Sedangkan Pasal 31 UU Advokad menyebutkan bahwa hukuman penjara lima tahun dan denda paling banyak Rp 50 juta bagi advokat atau menjalankan pekerjaan seolah-olah advokat yang tidak memenuhi ketentuan UU.
Dosen Fakultas Hukum UMM Tongat, Sumali, dan A Fuad atas nama Rektor UMM Muhadjir Effendy beranggapan pasal itu diskriminatif dan tidak adil. Keberadaan pasal ini berakibat Laboratorium Konsultasi dan Pelayanan Hukum UMM tidak bisa beraktivitas di bidang pelayanan masyarakat.
Dalam putusannya, Mahkamah Konstitusi beranggapan, pihak diluar advokad dapat menjalankan provesi advokasi selama belum ada aturan dalam hukum acara. "Hukum acara yang berlaku belum mewajibkan pihak berperkara tanpil menggunakan pengacara," kata Hakim Konstitusi I Dewa Gede Palguna saat membacakan pokok perkara gugatan.
Selain itu, katanya, pelaksanaan dari pasal itu, dapat melahirkan tafsiran lebih luas dari maksud UU. Dengan begitu, tafsiran itu dapat menimbulkan ketidakpastian hukum dan ketidakadilan. "Ini bisa menghambat masyarakat yang tidak bisa menggunakan jasa advokat," katanya.

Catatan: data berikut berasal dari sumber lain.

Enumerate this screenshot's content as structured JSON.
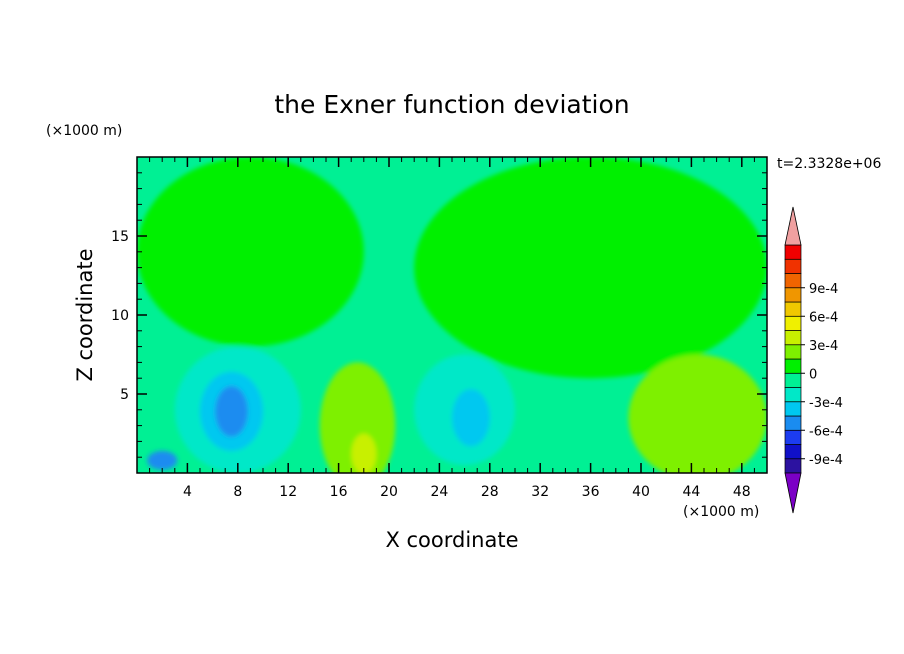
{
  "chart_data": {
    "type": "heatmap",
    "title": "the Exner function deviation",
    "xlabel": "X coordinate",
    "ylabel": "Z coordinate",
    "x_unit": "(×1000 m)",
    "y_unit": "(×1000 m)",
    "time_label": "t=2.3328e+06",
    "xlim": [
      0,
      50
    ],
    "ylim": [
      0,
      20
    ],
    "x_ticks": [
      4,
      8,
      12,
      16,
      20,
      24,
      28,
      32,
      36,
      40,
      44,
      48
    ],
    "y_ticks": [
      5,
      10,
      15
    ],
    "colorbar": {
      "levels": [
        -0.0009,
        -0.0006,
        -0.0003,
        0,
        0.0003,
        0.0006,
        0.0009
      ],
      "labels": [
        "-9e-4",
        "-6e-4",
        "-3e-4",
        "0",
        "3e-4",
        "6e-4",
        "9e-4"
      ],
      "colors": [
        "#7b00c6",
        "#2c12a0",
        "#1010c8",
        "#1c3cf0",
        "#1a8cf0",
        "#00c8f0",
        "#00e8c8",
        "#00f094",
        "#00f000",
        "#7ef000",
        "#c8f000",
        "#f0f000",
        "#f0c800",
        "#f09600",
        "#f06400",
        "#f03200",
        "#f00000",
        "#f0a0a0"
      ]
    },
    "field_regions": [
      {
        "x": 9,
        "z": 14,
        "rx": 9,
        "rz": 6,
        "level": "0 to 1.5e-4"
      },
      {
        "x": 36,
        "z": 13,
        "rx": 14,
        "rz": 7,
        "level": "0 to 1.5e-4"
      },
      {
        "x": 8,
        "z": 4,
        "rx": 5,
        "rz": 4,
        "level": "-1.5e-4 to 0"
      },
      {
        "x": 7.5,
        "z": 3.9,
        "rx": 2.5,
        "rz": 2.5,
        "level": "-3e-4 to -1.5e-4"
      },
      {
        "x": 7.5,
        "z": 3.9,
        "rx": 1.3,
        "rz": 1.6,
        "level": "-4.5e-4 to -3e-4"
      },
      {
        "x": 17.5,
        "z": 3,
        "rx": 3,
        "rz": 4,
        "level": "1.5e-4 to 3e-4"
      },
      {
        "x": 18,
        "z": 1.2,
        "rx": 1,
        "rz": 1.3,
        "level": "3e-4 to 4.5e-4"
      },
      {
        "x": 26,
        "z": 4,
        "rx": 4,
        "rz": 3.5,
        "level": "-1.5e-4 to 0"
      },
      {
        "x": 26.5,
        "z": 3.5,
        "rx": 1.5,
        "rz": 1.8,
        "level": "-3e-4 to -1.5e-4"
      },
      {
        "x": 44.5,
        "z": 3.5,
        "rx": 5.5,
        "rz": 4,
        "level": "1.5e-4 to 3e-4"
      },
      {
        "x": 2,
        "z": 0.8,
        "rx": 1.2,
        "rz": 0.6,
        "level": "-4.5e-4 to -3e-4"
      }
    ]
  }
}
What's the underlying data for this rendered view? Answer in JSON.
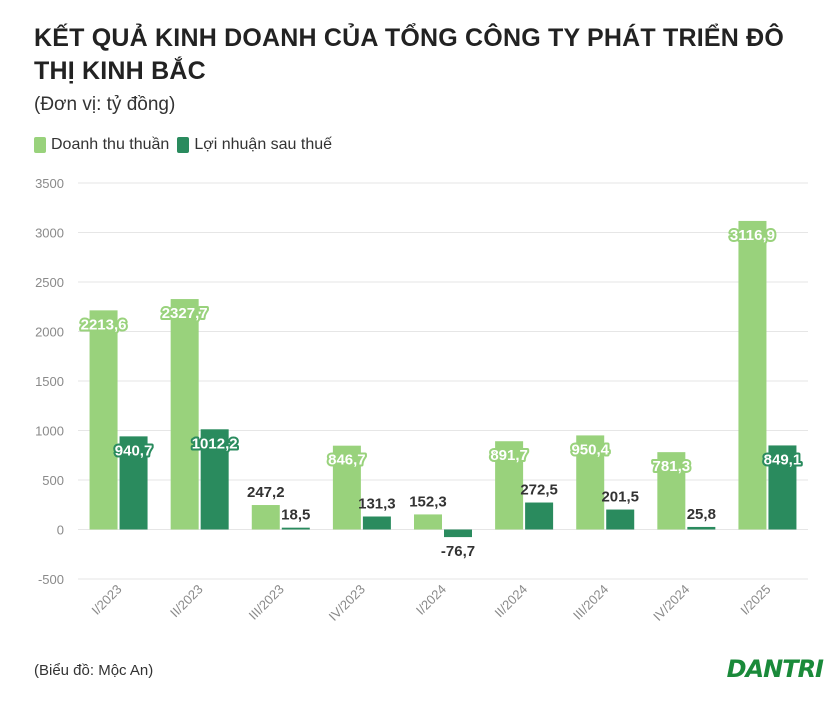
{
  "header": {
    "title": "KẾT QUẢ KINH DOANH CỦA TỔNG CÔNG TY PHÁT TRIỂN ĐÔ THỊ KINH BẮC",
    "unit": "(Đơn vị: tỷ đồng)"
  },
  "footer": {
    "source": "(Biểu đồ: Mộc An)",
    "brand": "DANTRI"
  },
  "colors": {
    "revenue": "#99d27c",
    "profit": "#2a8b5e",
    "grid": "#e6e6e6",
    "axis_text": "#8a8a8a"
  },
  "chart_data": {
    "type": "bar",
    "categories": [
      "I/2023",
      "II/2023",
      "III/2023",
      "IV/2023",
      "I/2024",
      "II/2024",
      "III/2024",
      "IV/2024",
      "I/2025"
    ],
    "series": [
      {
        "name": "Doanh thu thuần",
        "values": [
          2213.6,
          2327.7,
          247.2,
          846.7,
          152.3,
          891.7,
          950.4,
          781.3,
          3116.9
        ],
        "labels": [
          "2213,6",
          "2327,7",
          "247,2",
          "846,7",
          "152,3",
          "891,7",
          "950,4",
          "781,3",
          "3116,9"
        ]
      },
      {
        "name": "Lợi nhuận sau thuế",
        "values": [
          940.7,
          1012.2,
          18.5,
          131.3,
          -76.7,
          272.5,
          201.5,
          25.8,
          849.1
        ],
        "labels": [
          "940,7",
          "1012,2",
          "18,5",
          "131,3",
          "-76,7",
          "272,5",
          "201,5",
          "25,8",
          "849,1"
        ]
      }
    ],
    "ylim": [
      -500,
      3500
    ],
    "yticks": [
      -500,
      0,
      500,
      1000,
      1500,
      2000,
      2500,
      3000,
      3500
    ],
    "grid": true,
    "legend_position": "top-left"
  }
}
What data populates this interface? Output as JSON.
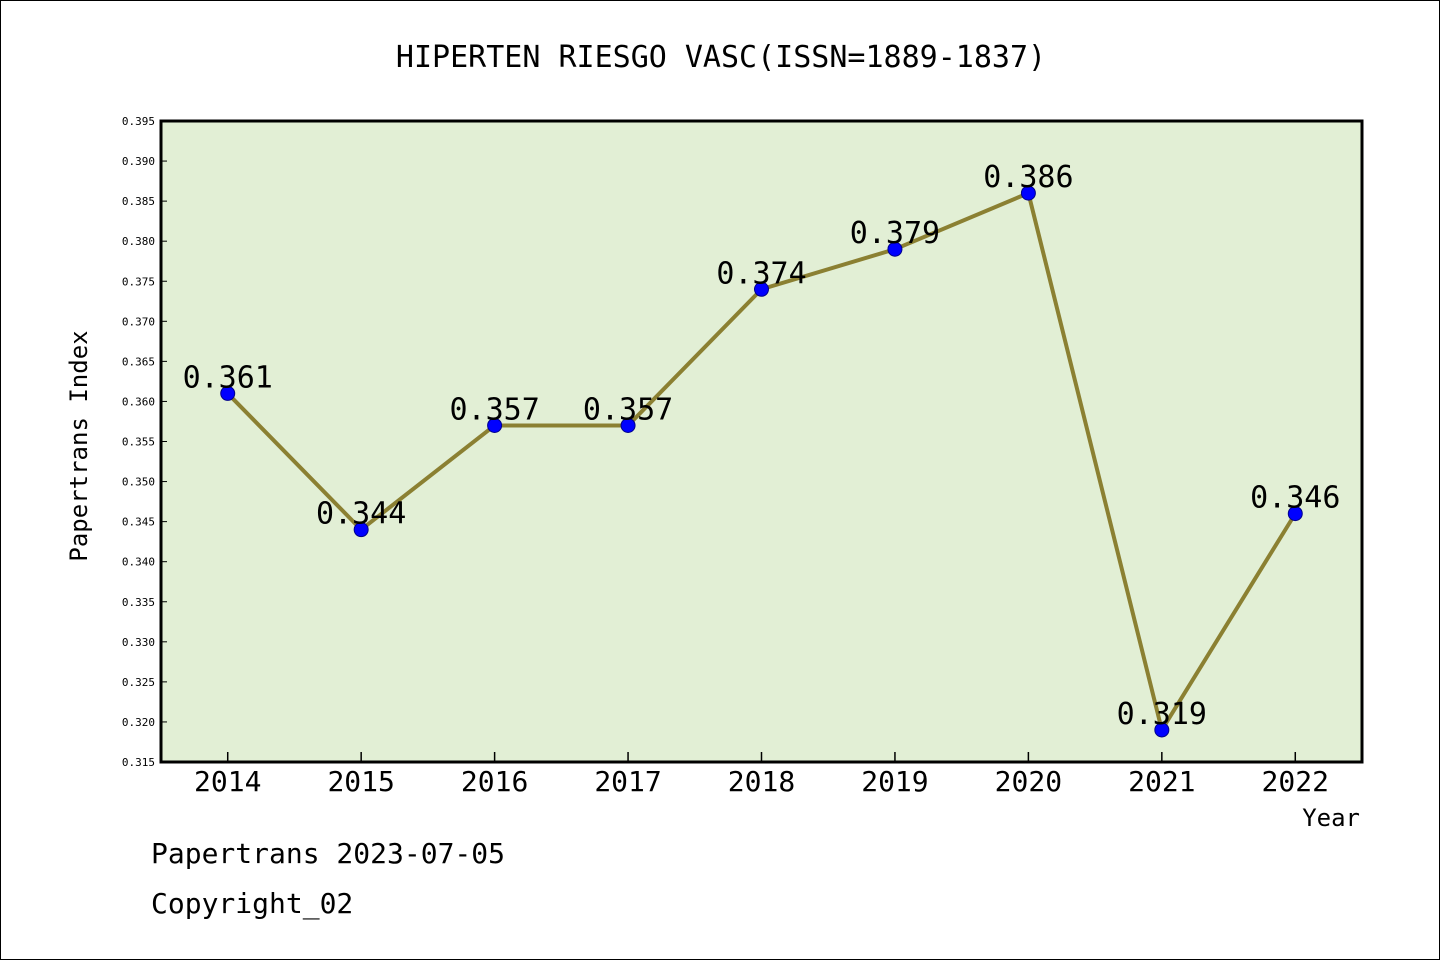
{
  "chart_data": {
    "type": "line",
    "title": "HIPERTEN RIESGO VASC(ISSN=1889-1837)",
    "xlabel": "Year",
    "ylabel": "Papertrans Index",
    "x": [
      "2014",
      "2015",
      "2016",
      "2017",
      "2018",
      "2019",
      "2020",
      "2021",
      "2022"
    ],
    "series": [
      {
        "values": [
          0.361,
          0.344,
          0.357,
          0.357,
          0.374,
          0.379,
          0.386,
          0.319,
          0.346
        ],
        "line_color": "#8B8032",
        "marker_color": "#0000FF"
      }
    ],
    "data_labels": [
      "0.361",
      "0.344",
      "0.357",
      "0.357",
      "0.374",
      "0.379",
      "0.386",
      "0.319",
      "0.346"
    ],
    "ylim": [
      0.315,
      0.395
    ],
    "yticks": [
      "0.315",
      "0.320",
      "0.325",
      "0.330",
      "0.335",
      "0.340",
      "0.345",
      "0.350",
      "0.355",
      "0.360",
      "0.365",
      "0.370",
      "0.375",
      "0.380",
      "0.385",
      "0.390",
      "0.395"
    ],
    "plot_background": "#E2EFD5",
    "grid": false,
    "legend": "none"
  },
  "footer": {
    "date_line": "Papertrans 2023-07-05",
    "copyright_line": "Copyright_02"
  }
}
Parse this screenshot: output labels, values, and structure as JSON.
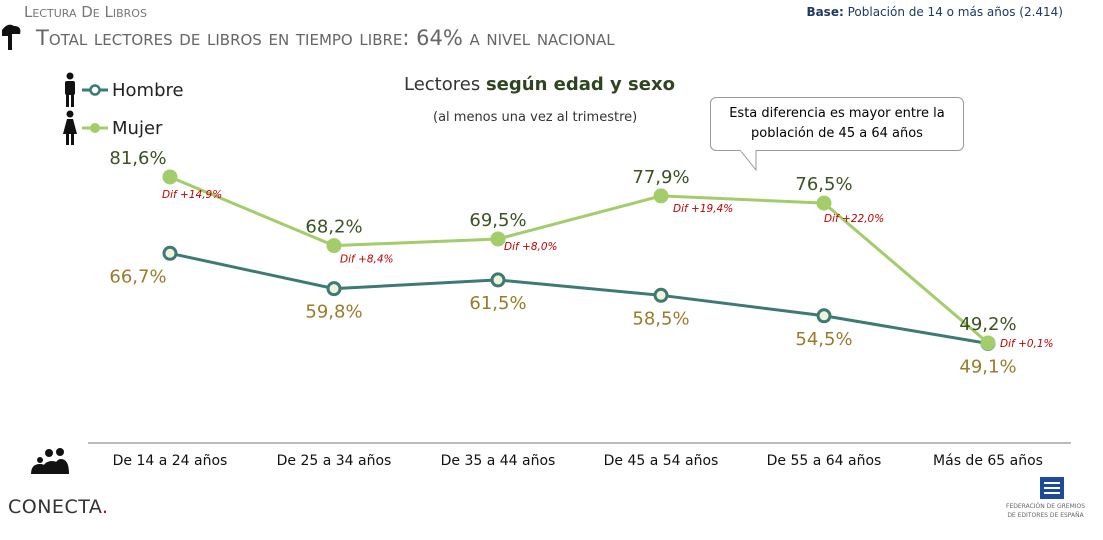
{
  "header": {
    "kicker": "Lectura De Libros",
    "title": "Total lectores de libros en tiempo libre: 64% a nivel nacional",
    "base_label": "Base:",
    "base_value": "Población de 14 o más años (2.414)"
  },
  "chart_data": {
    "type": "line",
    "title": "Lectores",
    "title_bold": "según edad y sexo",
    "subtitle": "(al menos una vez al trimestre)",
    "categories": [
      "De 14 a 24 años",
      "De 25 a 34 años",
      "De 35 a 44 años",
      "De 45 a 54 años",
      "De 55 a 64 años",
      "Más de 65 años"
    ],
    "series": [
      {
        "name": "Hombre",
        "color": "#3d7a74",
        "values": [
          66.7,
          59.8,
          61.5,
          58.5,
          54.5,
          49.1
        ],
        "labels": [
          "66,7%",
          "59,8%",
          "61,5%",
          "58,5%",
          "54,5%",
          "49,1%"
        ],
        "label_color": "#9a7b2c"
      },
      {
        "name": "Mujer",
        "color": "#a3cc6a",
        "values": [
          81.6,
          68.2,
          69.5,
          77.9,
          76.5,
          49.2
        ],
        "labels": [
          "81,6%",
          "68,2%",
          "69,5%",
          "77,9%",
          "76,5%",
          "49,2%"
        ],
        "label_color": "#3b5323"
      }
    ],
    "differences": [
      "Dif +14,9%",
      "Dif +8,4%",
      "Dif +8,0%",
      "Dif +19,4%",
      "Dif +22,0%",
      "Dif +0,1%"
    ],
    "annotation": "Esta diferencia es mayor entre la población de 45 a 64 años",
    "grid": false,
    "legend": "top-left"
  },
  "footer": {
    "logo_left": "CONECTA",
    "logo_right_line1": "FEDERACIÓN DE GREMIOS",
    "logo_right_line2": "DE EDITORES DE ESPAÑA"
  }
}
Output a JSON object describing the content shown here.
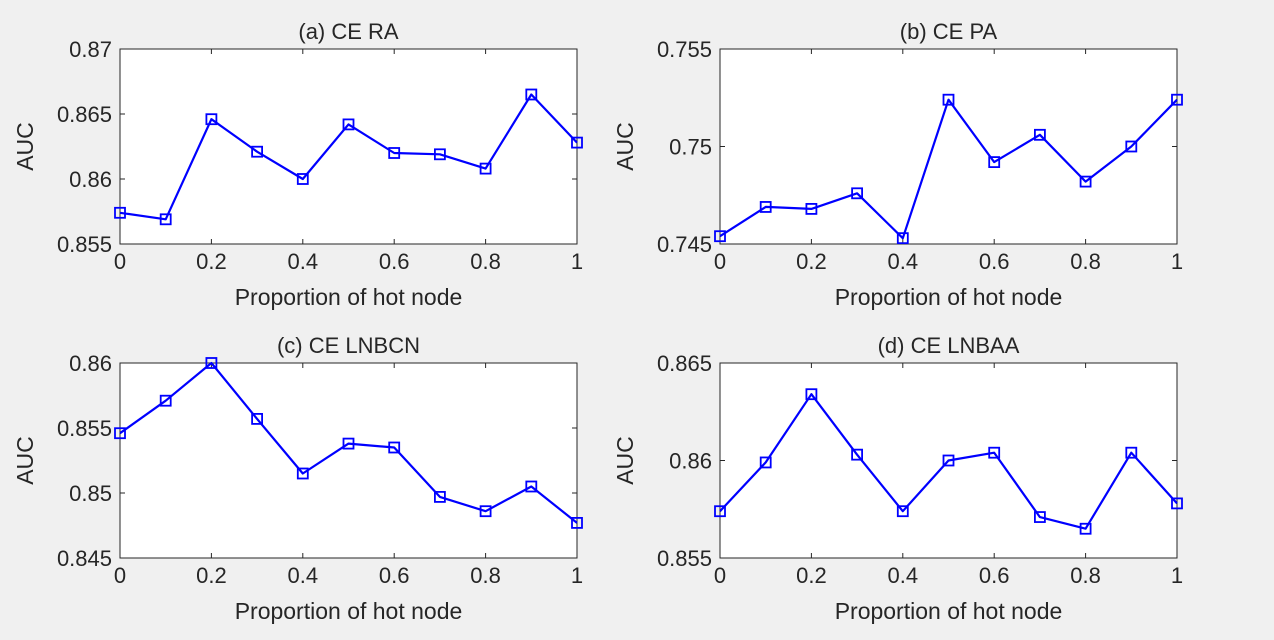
{
  "colors": {
    "figure_background": "#f0f0f0",
    "axes_background": "#ffffff",
    "axis_line": "#262626",
    "series": "#0000ff"
  },
  "chart_data": [
    {
      "type": "line",
      "title": "(a) CE RA",
      "xlabel": "Proportion of hot node",
      "ylabel": "AUC",
      "xlim": [
        0,
        1
      ],
      "ylim": [
        0.855,
        0.87
      ],
      "xticks": [
        0,
        0.2,
        0.4,
        0.6,
        0.8,
        1
      ],
      "xtick_labels": [
        "0",
        "0.2",
        "0.4",
        "0.6",
        "0.8",
        "1"
      ],
      "yticks": [
        0.855,
        0.86,
        0.865,
        0.87
      ],
      "ytick_labels": [
        "0.855",
        "0.86",
        "0.865",
        "0.87"
      ],
      "grid": false,
      "marker": "square",
      "series": [
        {
          "x": [
            0,
            0.1,
            0.2,
            0.3,
            0.4,
            0.5,
            0.6,
            0.7,
            0.8,
            0.9,
            1
          ],
          "values": [
            0.8574,
            0.8569,
            0.8646,
            0.8621,
            0.86,
            0.8642,
            0.862,
            0.8619,
            0.8608,
            0.8665,
            0.8628
          ]
        }
      ]
    },
    {
      "type": "line",
      "title": "(b) CE PA",
      "xlabel": "Proportion of hot node",
      "ylabel": "AUC",
      "xlim": [
        0,
        1
      ],
      "ylim": [
        0.745,
        0.755
      ],
      "xticks": [
        0,
        0.2,
        0.4,
        0.6,
        0.8,
        1
      ],
      "xtick_labels": [
        "0",
        "0.2",
        "0.4",
        "0.6",
        "0.8",
        "1"
      ],
      "yticks": [
        0.745,
        0.75,
        0.755
      ],
      "ytick_labels": [
        "0.745",
        "0.75",
        "0.755"
      ],
      "grid": false,
      "marker": "square",
      "series": [
        {
          "x": [
            0,
            0.1,
            0.2,
            0.3,
            0.4,
            0.5,
            0.6,
            0.7,
            0.8,
            0.9,
            1
          ],
          "values": [
            0.7454,
            0.7469,
            0.7468,
            0.7476,
            0.7453,
            0.7524,
            0.7492,
            0.7506,
            0.7482,
            0.75,
            0.7524
          ]
        }
      ]
    },
    {
      "type": "line",
      "title": "(c) CE LNBCN",
      "xlabel": "Proportion of hot node",
      "ylabel": "AUC",
      "xlim": [
        0,
        1
      ],
      "ylim": [
        0.845,
        0.86
      ],
      "xticks": [
        0,
        0.2,
        0.4,
        0.6,
        0.8,
        1
      ],
      "xtick_labels": [
        "0",
        "0.2",
        "0.4",
        "0.6",
        "0.8",
        "1"
      ],
      "yticks": [
        0.845,
        0.85,
        0.855,
        0.86
      ],
      "ytick_labels": [
        "0.845",
        "0.85",
        "0.855",
        "0.86"
      ],
      "grid": false,
      "marker": "square",
      "series": [
        {
          "x": [
            0,
            0.1,
            0.2,
            0.3,
            0.4,
            0.5,
            0.6,
            0.7,
            0.8,
            0.9,
            1
          ],
          "values": [
            0.8546,
            0.8571,
            0.86,
            0.8557,
            0.8515,
            0.8538,
            0.8535,
            0.8497,
            0.8486,
            0.8505,
            0.8477
          ]
        }
      ]
    },
    {
      "type": "line",
      "title": "(d) CE LNBAA",
      "xlabel": "Proportion of hot node",
      "ylabel": "AUC",
      "xlim": [
        0,
        1
      ],
      "ylim": [
        0.855,
        0.865
      ],
      "xticks": [
        0,
        0.2,
        0.4,
        0.6,
        0.8,
        1
      ],
      "xtick_labels": [
        "0",
        "0.2",
        "0.4",
        "0.6",
        "0.8",
        "1"
      ],
      "yticks": [
        0.855,
        0.86,
        0.865
      ],
      "ytick_labels": [
        "0.855",
        "0.86",
        "0.865"
      ],
      "grid": false,
      "marker": "square",
      "series": [
        {
          "x": [
            0,
            0.1,
            0.2,
            0.3,
            0.4,
            0.5,
            0.6,
            0.7,
            0.8,
            0.9,
            1
          ],
          "values": [
            0.8574,
            0.8599,
            0.8634,
            0.8603,
            0.8574,
            0.86,
            0.8604,
            0.8571,
            0.8565,
            0.8604,
            0.8578
          ]
        }
      ]
    }
  ]
}
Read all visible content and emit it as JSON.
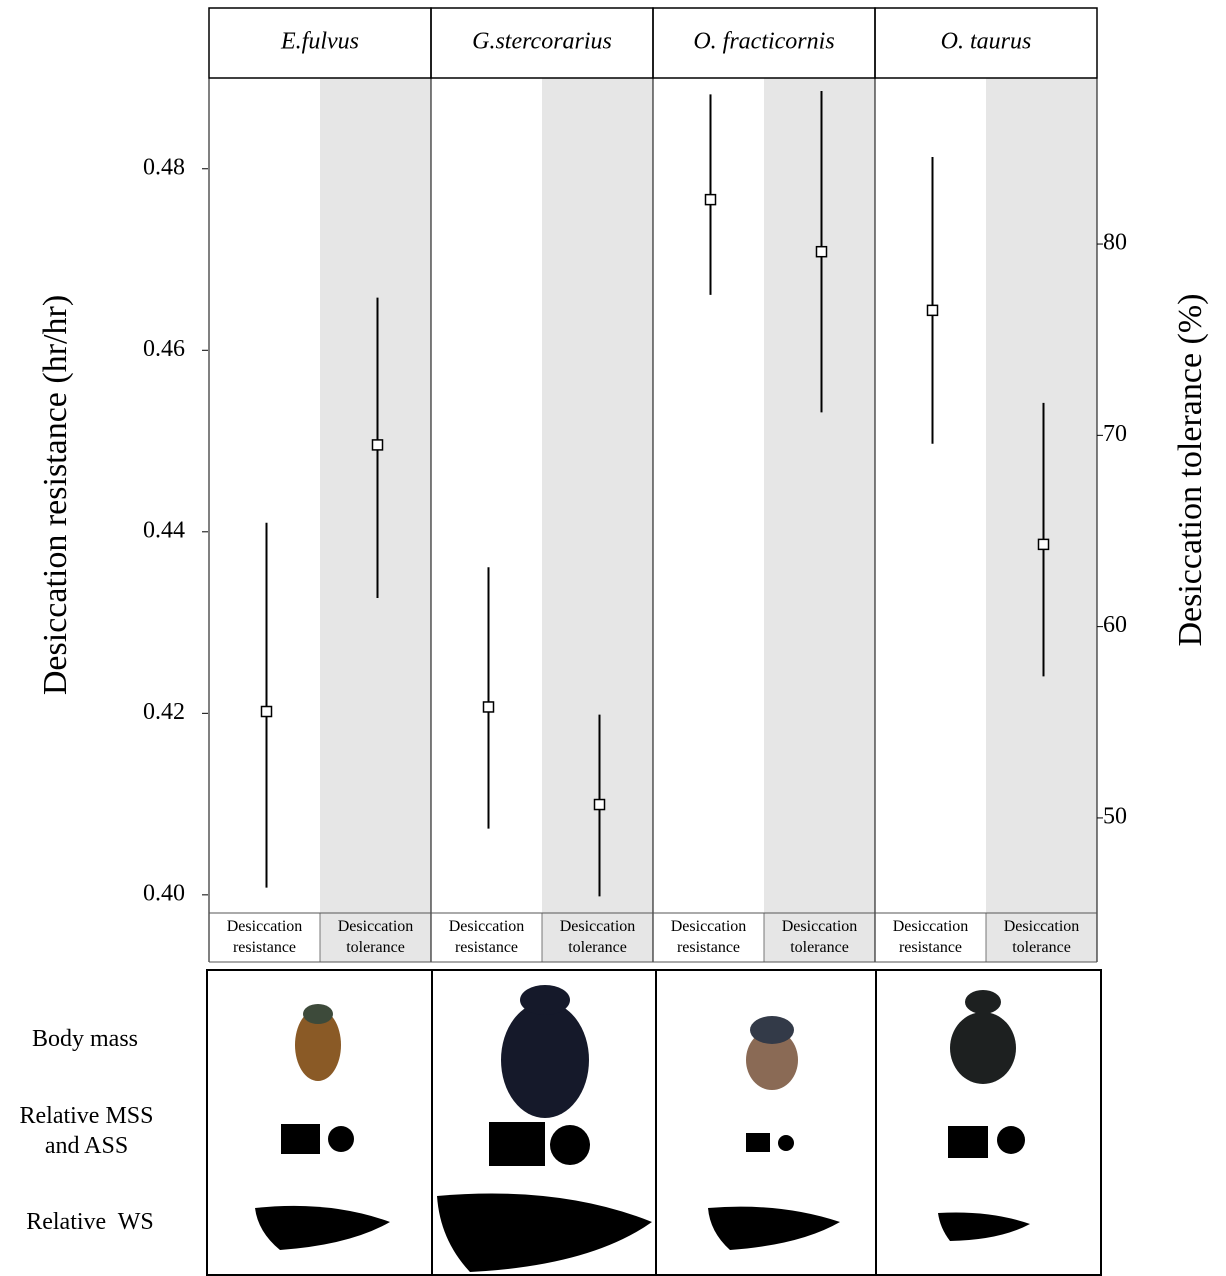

Dengan putusan ini, maka Pasal 31 UU No 18/2003 ini tidak berlaku. Dalam pengambilan putusan ini, tiga hakim konstitusi Laica Marzuki, Natabaya, dan Achmad Roetandi memiliki pendapat berbeda. Ketiganya berpendapat, manakala seseorang sengaja menjalankan profesi advokat dan bertindak seolah advokat tetapi bukan berprofesi itu maka pasal itu merupakan sanksi yang ditujukan bagi mereka di luar advokat. Pasal itu juga dimaksudkan untuk melindungi profesi advokat yang juga melindungi masyarakat akibat ulah orang yang mengaku advokat. "Kerugian masyarakat akibat mereka ini dapat berdampak lebih luas dan besar dibanding penipuan biasa," kata Palguna saat membacakan dissenting opinion (beda pendapat).